Я не просто выхожу, я закрываю за собой дверь. Мне – это неожиданно – на самом деле неинтересно, о чем они будут говорить. Я думаю о том, что Алексей знал. Все знал. Пусть не с самого начала, с середины жизни его Инны он знал о ее существовании. Он писал Шуре письмо, значит, знал адрес. Чего может не знать один человек о другом, прожив с ним вместе почти половину жизни? Мысли какие-то тягучие, мерзкие, они даже не доставляют боли, а делают нечто худшее: физическое неудобство тела от макушки до пяток. Все как бы сдвинулось с места и слегка провисло, чуть толкни – и я рассыплюсь под тяжестью самой себя. В холодильнике есть все – меня ждали, – и колбаса, и сыр, и заварные пирожные, и коробка конфет, и коньяк «Белый аист». Мне он нравится больше всего из нынешних – мягкостью, легкостью. Но надо иметь в виду, что я не знаток по этой части. Хотя был момент высокопородного «Камю» на нашей серебряной свадьбе. На самой свадьбе его, конечно, не было. Но он был притырен для нас двоих. И мы какое-то время неделю или две пили его помаленьку, по правилам, держа и перекатывая во рту. Хотя, может, все определялось ценой. Она диктовала ритуальность и торжественность пития. Это был пик нашего счастья, пик любви. После был стент, потом выстрел, потом отъезд дочери, теперь вот закрытая за ними дверь. Ума не приложу, о чем они говорят. Но ум тут вообще мимо.

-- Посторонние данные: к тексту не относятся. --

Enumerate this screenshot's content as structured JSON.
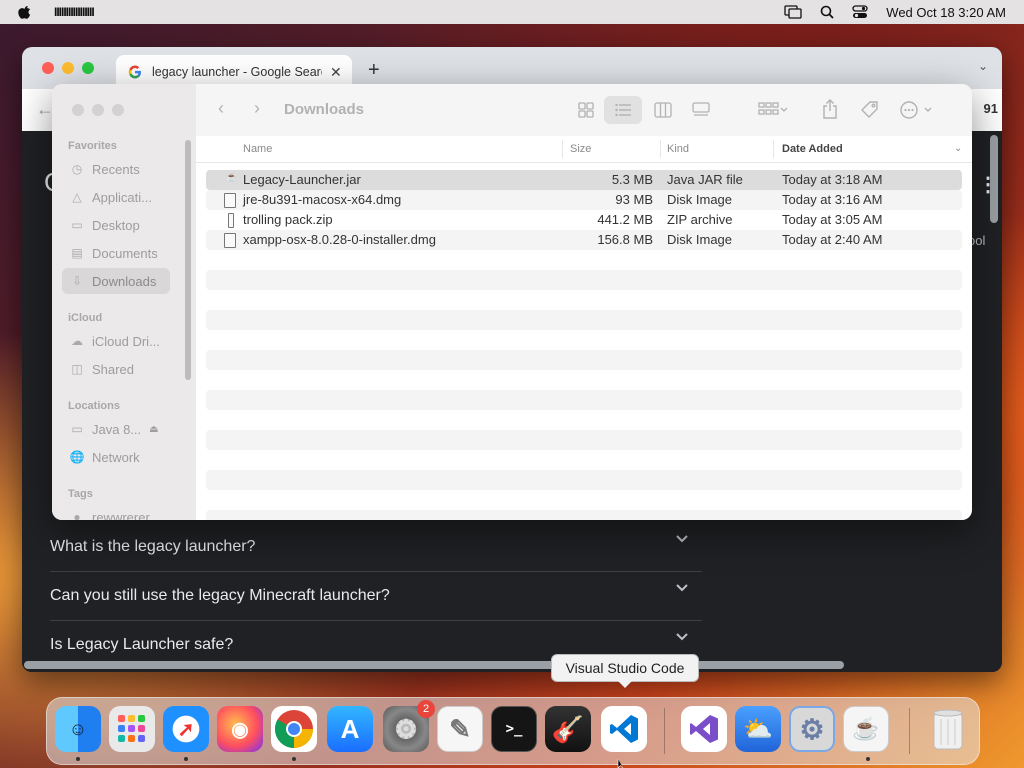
{
  "menubar": {
    "app_name": "IIIIIIIIIIIIIIIII",
    "datetime": "Wed Oct 18  3:20 AM"
  },
  "chrome": {
    "tab_title": "legacy launcher - Google Search",
    "new_tab": "+",
    "close": "✕",
    "faq": [
      {
        "question": "What is the legacy launcher?"
      },
      {
        "question": "Can you still use the legacy Minecraft launcher?"
      },
      {
        "question": "Is Legacy Launcher safe?"
      }
    ],
    "partial_text_right": "ool",
    "partial_text_top": "91"
  },
  "finder": {
    "title": "Downloads",
    "sidebar": {
      "favorites_header": "Favorites",
      "favorites": [
        {
          "label": "Recents",
          "icon": "clock-icon"
        },
        {
          "label": "Applicati...",
          "icon": "applications-icon"
        },
        {
          "label": "Desktop",
          "icon": "desktop-icon"
        },
        {
          "label": "Documents",
          "icon": "document-icon"
        },
        {
          "label": "Downloads",
          "icon": "download-icon"
        }
      ],
      "icloud_header": "iCloud",
      "icloud": [
        {
          "label": "iCloud Dri...",
          "icon": "cloud-icon"
        },
        {
          "label": "Shared",
          "icon": "shared-folder-icon"
        }
      ],
      "locations_header": "Locations",
      "locations": [
        {
          "label": "Java 8...",
          "icon": "disk-icon"
        },
        {
          "label": "Network",
          "icon": "network-icon"
        }
      ],
      "tags_header": "Tags",
      "tags": [
        {
          "label": "rewwrerer"
        }
      ]
    },
    "columns": {
      "name": "Name",
      "size": "Size",
      "kind": "Kind",
      "date": "Date Added"
    },
    "files": [
      {
        "name": "Legacy-Launcher.jar",
        "size": "5.3 MB",
        "kind": "Java JAR file",
        "date": "Today at 3:18 AM"
      },
      {
        "name": "jre-8u391-macosx-x64.dmg",
        "size": "93 MB",
        "kind": "Disk Image",
        "date": "Today at 3:16 AM"
      },
      {
        "name": "trolling pack.zip",
        "size": "441.2 MB",
        "kind": "ZIP archive",
        "date": "Today at 3:05 AM"
      },
      {
        "name": "xampp-osx-8.0.28-0-installer.dmg",
        "size": "156.8 MB",
        "kind": "Disk Image",
        "date": "Today at 2:40 AM"
      }
    ]
  },
  "tooltip": {
    "text": "Visual Studio Code"
  },
  "dock": {
    "items": [
      {
        "name": "Finder",
        "icon": "finder-icon",
        "color": "#2d8cf0"
      },
      {
        "name": "Launchpad",
        "icon": "launchpad-icon",
        "color": "#e9e9e9"
      },
      {
        "name": "Safari",
        "icon": "safari-icon",
        "color": "#1e90ff"
      },
      {
        "name": "Firefox",
        "icon": "firefox-icon",
        "color": "#ff7139"
      },
      {
        "name": "Chrome",
        "icon": "chrome-icon",
        "color": "#ffffff"
      },
      {
        "name": "App Store",
        "icon": "appstore-icon",
        "color": "#1a8cff"
      },
      {
        "name": "System Preferences",
        "icon": "gear-icon",
        "color": "#8e8e93",
        "badge": "2"
      },
      {
        "name": "TextEdit",
        "icon": "textedit-icon",
        "color": "#f3f3f3"
      },
      {
        "name": "Terminal",
        "icon": "terminal-icon",
        "color": "#1c1c1c"
      },
      {
        "name": "Instruments",
        "icon": "guitar-icon",
        "color": "#2a2a2a"
      },
      {
        "name": "Visual Studio Code",
        "icon": "vscode-icon",
        "color": "#ffffff"
      },
      {
        "name": "Visual Studio",
        "icon": "visual-studio-icon",
        "color": "#ffffff"
      },
      {
        "name": "Weather",
        "icon": "weather-icon",
        "color": "#2f7de1"
      },
      {
        "name": "System Settings",
        "icon": "settings-icon",
        "color": "#dcdcdc"
      },
      {
        "name": "Java",
        "icon": "java-icon",
        "color": "#f5f5f5"
      },
      {
        "name": "Trash",
        "icon": "trash-icon",
        "color": "#e5e5e5"
      }
    ]
  }
}
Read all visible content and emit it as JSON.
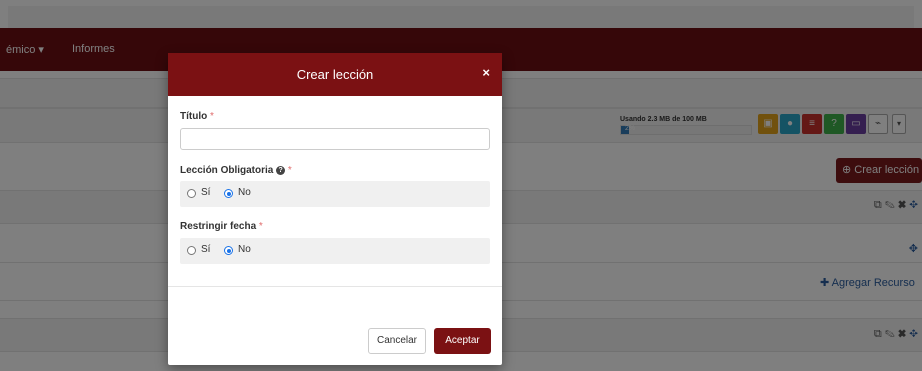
{
  "navbar": {
    "menu_1": "émico ▾",
    "menu_2": "Informes"
  },
  "storage": {
    "label": "Usando 2.3 MB de 100 MB",
    "percent_text": "2%",
    "percent": 2
  },
  "toolbar_icons": [
    "briefcase-icon",
    "chat-icon",
    "list-icon",
    "help-icon",
    "monitor-icon",
    "chart-icon",
    "chevron-down-icon"
  ],
  "page": {
    "crear_leccion": "Crear lección",
    "agregar_recurso": "Agregar Recurso"
  },
  "modal": {
    "title": "Crear lección",
    "close": "×",
    "titulo_label": "Título",
    "titulo_value": "",
    "obligatoria_label": "Lección Obligatoria",
    "restringir_label": "Restringir fecha",
    "required_mark": "*",
    "option_si": "Sí",
    "option_no": "No",
    "obligatoria_selected": "No",
    "restringir_selected": "No",
    "cancel": "Cancelar",
    "accept": "Aceptar"
  },
  "colors": {
    "brand": "#7b1113",
    "navbar": "#6d0f12",
    "link": "#2a5d9f"
  }
}
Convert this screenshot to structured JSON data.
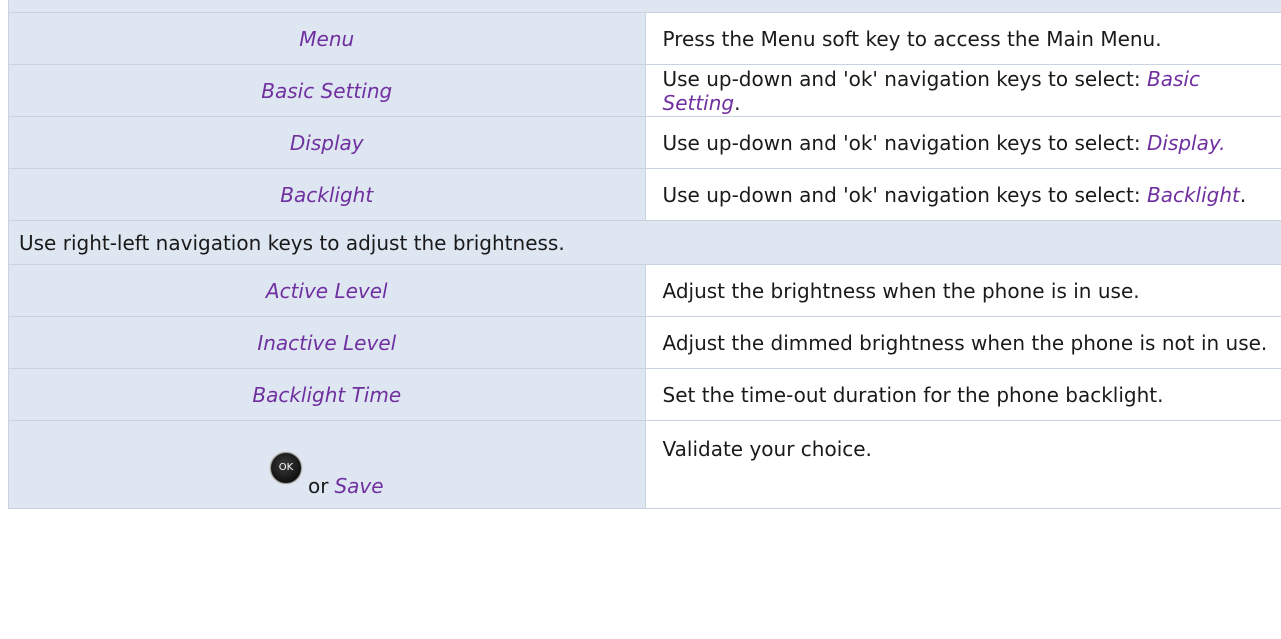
{
  "rows": [
    {
      "key": "Menu",
      "text": "Press the Menu soft key to access the Main Menu."
    },
    {
      "key": "Basic Setting",
      "prefix": "Use up-down and 'ok' navigation keys to select: ",
      "em": "Basic Setting",
      "suffix": "."
    },
    {
      "key": "Display",
      "prefix": "Use up-down and 'ok' navigation keys to select: ",
      "em": "Display.",
      "suffix": ""
    },
    {
      "key": "Backlight",
      "prefix": "Use up-down and 'ok' navigation keys to select: ",
      "em": "Backlight",
      "suffix": "."
    }
  ],
  "section": "Use right-left navigation keys to adjust the brightness.",
  "level_rows": [
    {
      "key": "Active Level",
      "text": "Adjust the brightness when the phone is in use."
    },
    {
      "key": "Inactive Level",
      "text": "Adjust the dimmed brightness when the phone is not in use."
    },
    {
      "key": "Backlight Time",
      "text": "Set the time-out duration for the phone backlight."
    }
  ],
  "final_row": {
    "ok_key_label": "OK",
    "or_word": "or",
    "key": "Save",
    "text": "Validate your choice."
  }
}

Как это он сказал? Бездарно стрелять в прошлое из пистолета. Но ведь это все не так! Наоборот! Это прошлое выстрелило в нас, всей своей скрытой правдой и всей накопленной ненавистью. Так что пистолет был оттуда, а не отсюда. Эх, Алеша, Алеша… Пыль да туман. Жила девочка-зазнайка, знающая отличие Диккенса от Шекспира. А рядом девочка-хромоножка, опрокинутая на склон Дылеевской балки. У закомплексованной неполюбленной матери родилась закомплексованная дочь. Ей по телевизору показали самоуверенно-благополучную семью. И выросшая хромоножка сказала: «Смотри, твой отец, а это та, которая все у нас с тобой отняла». А теперь вот взрослая женщина, пардон, террористка, приехавшая с гнусной войны, и ее отец, пожилой сердечник, пытаются неизвестными мне словами ощупать друг друга. Брейгель Старший, «Слепые».